Perjuangan Santri Batu Ilek Melawan Determinasi Pemerintah Kolonial

By Galih Pranata, Sabtu, 22 Oktober 2022 | 15:00 WIB
Sejumlah rakyat dan santri disidak dalam patroli Hindia Belanda di Cirebon. (Wakker, H./Wikimedia)

Nationalgeographic.co.id—Sebuah pesantren besar berdiri di sebuah desa bernama Batu Ilek. Dahulu, orang dengan mudahnya menyebut nama pesantren sesuai dengan desa di mana ia berdiri, jadilah pondok pesantren Batu Ilek di Aceh.

Sebagaimana prinsip para kiai terdahulu, pendirian pondok dibuat berjarak dari pantauan pemerintah kolonial Hindia Belanda. Batu Ilek dibangun di dataran tinggi, sekiranya para pemerintah kolonial tidak banyak mengintervensi dalam setiap pengambilan kebijakan internal pondok pesantren.

Namun, betapapun, pemerintah kolonial selalu resah dengan aktivitas segerombol kiai dengan santrinya di Batu Ilek. Mereka berupaya untuk mendorong para kiai memberikan laporan tentang kegiatan belajar mengajar di sana. Belanda takut adanya pergerakan yang meracau stabilitas politiknya.

Kebijakan pemerintah kolonial yang menuntut dan membatasi ruang gerak para ulama dan kiai di pondok itu, membuat gejolak di dalamnya. Para kiai dan ulama merespons dengan membangun kesepakatan untuk mengajak segenap santri dalam melakukan sejumlah pemberontakan.

Dahnian Hasibuan menuliskan dalam skripsinya (2015), bahwa santri-santri dikerahkan untuk "mendirikan benteng-benteng pertahanan yang mengambil lokasi di puncak gunung yang dihubungkan oleh terowongan-terowongan perlindungan."

Dahnian menulis skripsinya kepada IAIN Padangsidimpuan dalam judul "Peran Pesantren dalam Memperjuangkan Kemerdekaan Indonesia Pada Masa Penjajahan Belanda" yang diterbitkan tahun 2015.
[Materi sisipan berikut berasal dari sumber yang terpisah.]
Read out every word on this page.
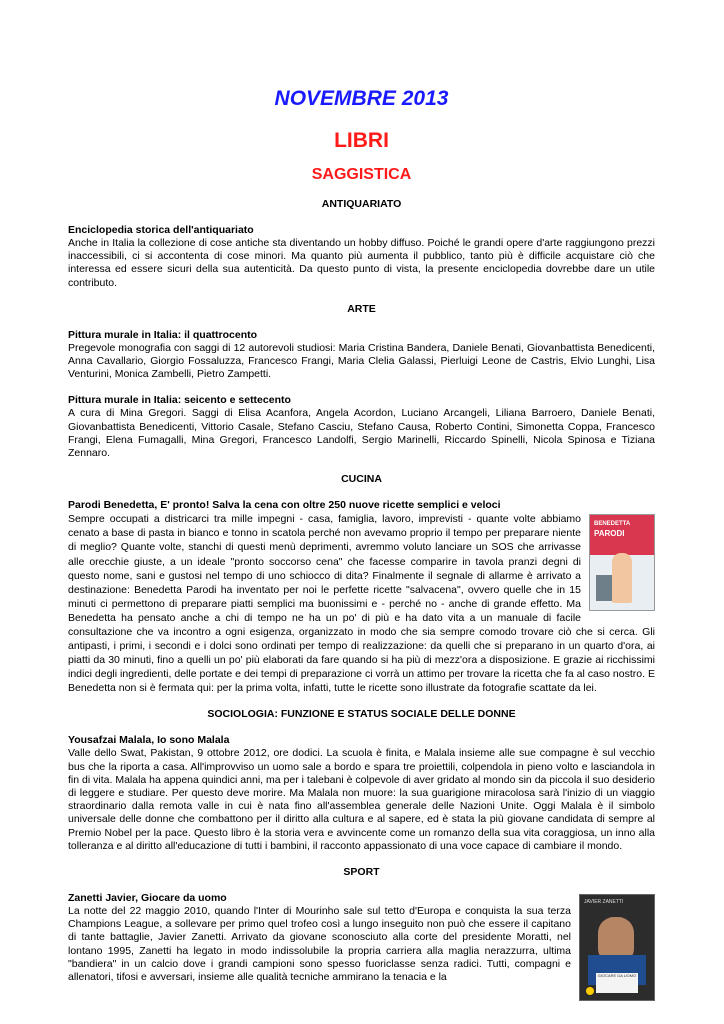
NOVEMBRE 2013
LIBRI
SAGGISTICA

ANTIQUARIATO

Enciclopedia storica dell'antiquariato

Anche in Italia la collezione di cose antiche sta diventando un hobby diffuso. Poiché le grandi opere d'arte raggiungono prezzi inaccessibili, ci si accontenta di cose minori. Ma quanto più aumenta il pubblico, tanto più è difficile acquistare ciò che interessa ed essere sicuri della sua autenticità. Da questo punto di vista, la presente enciclopedia dovrebbe dare un utile contributo.

ARTE

Pittura murale in Italia: il quattrocento

Pregevole monografia con saggi di 12 autorevoli studiosi: Maria Cristina Bandera, Daniele Benati, Giovanbattista Benedicenti, Anna Cavallario, Giorgio Fossaluzza, Francesco Frangi, Maria Clelia Galassi, Pierluigi Leone de Castris, Elvio Lunghi, Lisa Venturini, Monica Zambelli, Pietro Zampetti.

Pittura murale in Italia: seicento e settecento

A cura di Mina Gregori. Saggi di Elisa Acanfora, Angela Acordon, Luciano Arcangeli, Liliana Barroero, Daniele Benati, Giovanbattista Benedicenti, Vittorio Casale, Stefano Casciu, Stefano Causa, Roberto Contini, Simonetta Coppa, Francesco Frangi, Elena Fumagalli, Mina Gregori, Francesco Landolfi, Sergio Marinelli, Riccardo Spinelli, Nicola Spinosa e Tiziana Zennaro.

CUCINA

Parodi Benedetta, E' pronto! Salva la cena con oltre 250 nuove ricette semplici e veloci

BENEDETTA
PARODI

Sempre occupati a districarci tra mille impegni - casa, famiglia, lavoro, imprevisti - quante volte abbiamo cenato a base di pasta in bianco e tonno in scatola perché non avevamo proprio il tempo per preparare niente di meglio? Quante volte, stanchi di questi menù deprimenti, avremmo voluto lanciare un SOS che arrivasse alle orecchie giuste, a un ideale "pronto soccorso cena" che facesse comparire in tavola pranzi degni di questo nome, sani e gustosi nel tempo di uno schiocco di dita? Finalmente il segnale di allarme è arrivato a destinazione: Benedetta Parodi ha inventato per noi le perfette ricette "salvacena", ovvero quelle che in 15 minuti ci permettono di preparare piatti semplici ma buonissimi e - perché no - anche di grande effetto. Ma Benedetta ha pensato anche a chi di tempo ne ha un po' di più e ha dato vita a un manuale di facile consultazione che va incontro a ogni esigenza, organizzato in modo che sia sempre comodo trovare ciò che si cerca. Gli antipasti, i primi, i secondi e i dolci sono ordinati per tempo di realizzazione: da quelli che si preparano in un quarto d'ora, ai piatti da 30 minuti, fino a quelli un po' più elaborati da fare quando si ha più di mezz'ora a disposizione. E grazie ai ricchissimi indici degli ingredienti, delle portate e dei tempi di preparazione ci vorrà un attimo per trovare la ricetta che fa al caso nostro. E Benedetta non si è fermata qui: per la prima volta, infatti, tutte le ricette sono illustrate da fotografie scattate da lei.

SOCIOLOGIA: FUNZIONE E STATUS SOCIALE DELLE DONNE

Yousafzai Malala, Io sono Malala

Valle dello Swat, Pakistan, 9 ottobre 2012, ore dodici. La scuola è finita, e Malala insieme alle sue compagne è sul vecchio bus che la riporta a casa. All'improvviso un uomo sale a bordo e spara tre proiettili, colpendola in pieno volto e lasciandola in fin di vita. Malala ha appena quindici anni, ma per i talebani è colpevole di aver gridato al mondo sin da piccola il suo desiderio di leggere e studiare. Per questo deve morire. Ma Malala non muore: la sua guarigione miracolosa sarà l'inizio di un viaggio straordinario dalla remota valle in cui è nata fino all'assemblea generale delle Nazioni Unite. Oggi Malala è il simbolo universale delle donne che combattono per il diritto alla cultura e al sapere, ed è stata la più giovane candidata di sempre al Premio Nobel per la pace. Questo libro è la storia vera e avvincente come un romanzo della sua vita coraggiosa, un inno alla tolleranza e al diritto all'educazione di tutti i bambini, il racconto appassionato di una voce capace di cambiare il mondo.

SPORT

JAVIER ZANETTI
GIOCARE DA UOMO

Zanetti Javier, Giocare da uomo

La notte del 22 maggio 2010, quando l'Inter di Mourinho sale sul tetto d'Europa e conquista la sua terza Champions League, a sollevare per primo quel trofeo così a lungo inseguito non può che essere il capitano di tante battaglie, Javier Zanetti. Arrivato da giovane sconosciuto alla corte del presidente Moratti, nel lontano 1995, Zanetti ha legato in modo indissolubile la propria carriera alla maglia nerazzurra, ultima "bandiera" in un calcio dove i grandi campioni sono spesso fuoriclasse senza radici. Tutti, compagni e allenatori, tifosi e avversari, insieme alle qualità tecniche ammirano la tenacia e la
Ketika tindakan regresif pemerintah Belanda yang mulai menutup sejumlah pesantren karena dianggap membahayakan kedudukan mereka di Hindia Belanda, para ulama mengerahkan segenap santrinya untuk berjihad dan membela panji Islam.

Pemerintah juga merespon tindakan defensif pesantren Batu Ilek yang tidak mau terbuka kepada mereka dengan mengirimkan sejumlah pasukan militer di bawah pimpinan Jenderal van Heijden. Pasukan militer diminta untuk merobohkan benteng-benteng itu, tetapi "ia tidak juga berhasil merobohkannya," imbuh Dahnian.
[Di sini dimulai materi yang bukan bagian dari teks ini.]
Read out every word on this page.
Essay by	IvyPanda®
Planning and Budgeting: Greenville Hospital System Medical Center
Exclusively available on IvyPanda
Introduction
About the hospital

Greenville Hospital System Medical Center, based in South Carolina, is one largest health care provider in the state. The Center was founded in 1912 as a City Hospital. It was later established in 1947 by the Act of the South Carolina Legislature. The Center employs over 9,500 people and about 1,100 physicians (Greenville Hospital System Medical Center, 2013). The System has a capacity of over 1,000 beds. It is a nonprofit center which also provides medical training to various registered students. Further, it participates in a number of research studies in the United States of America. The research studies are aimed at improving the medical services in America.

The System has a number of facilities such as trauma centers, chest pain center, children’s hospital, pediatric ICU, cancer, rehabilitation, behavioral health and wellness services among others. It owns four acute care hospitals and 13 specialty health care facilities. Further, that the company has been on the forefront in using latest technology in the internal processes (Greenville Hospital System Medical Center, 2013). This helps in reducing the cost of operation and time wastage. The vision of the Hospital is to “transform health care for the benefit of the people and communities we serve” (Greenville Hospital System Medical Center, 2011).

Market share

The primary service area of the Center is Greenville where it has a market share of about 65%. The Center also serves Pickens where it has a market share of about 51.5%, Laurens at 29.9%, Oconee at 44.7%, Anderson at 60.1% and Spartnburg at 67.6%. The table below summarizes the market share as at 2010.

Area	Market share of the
Akibat kegagalan Heijden, pada tahun 1901 di bawah pimpinan van Heuts, pasukan militer Hindia Belanda kembali dikerahkan untuk menembaki benteng-benteng pesantren dengan meriam kapal jarak jauh dan howitzer berat.

 Baca Juga: Santri-santri Bengal Zaman Kolonial

 Baca Juga: Dari Santri hingga Piala Citra, Keterlibatan Gus Dur di Dunia Film

 Baca Juga: Sistem Pondok Taman Siswa yang Memupuk Semangat Kekeluargaan

Berkat kegigihan pertahanan yang dibangun pesantren, sejumlah serangan itu dimuntahkan dan tetap membuat Batu Ilek berdiri tegap. Tembakan jarak jauh yang dinilai gagal, kembali diupayakan dengan melakukan serangan jarak dekat.

Salah satu pasukan marsose yang didatangkan dari Ambon, berhasil merangsek masuk ke dalam benteng pertahanan. Namun, sejumlah santri dengan tegap menghadang pasukan yang berupaya merusak pondok pesantren mereka.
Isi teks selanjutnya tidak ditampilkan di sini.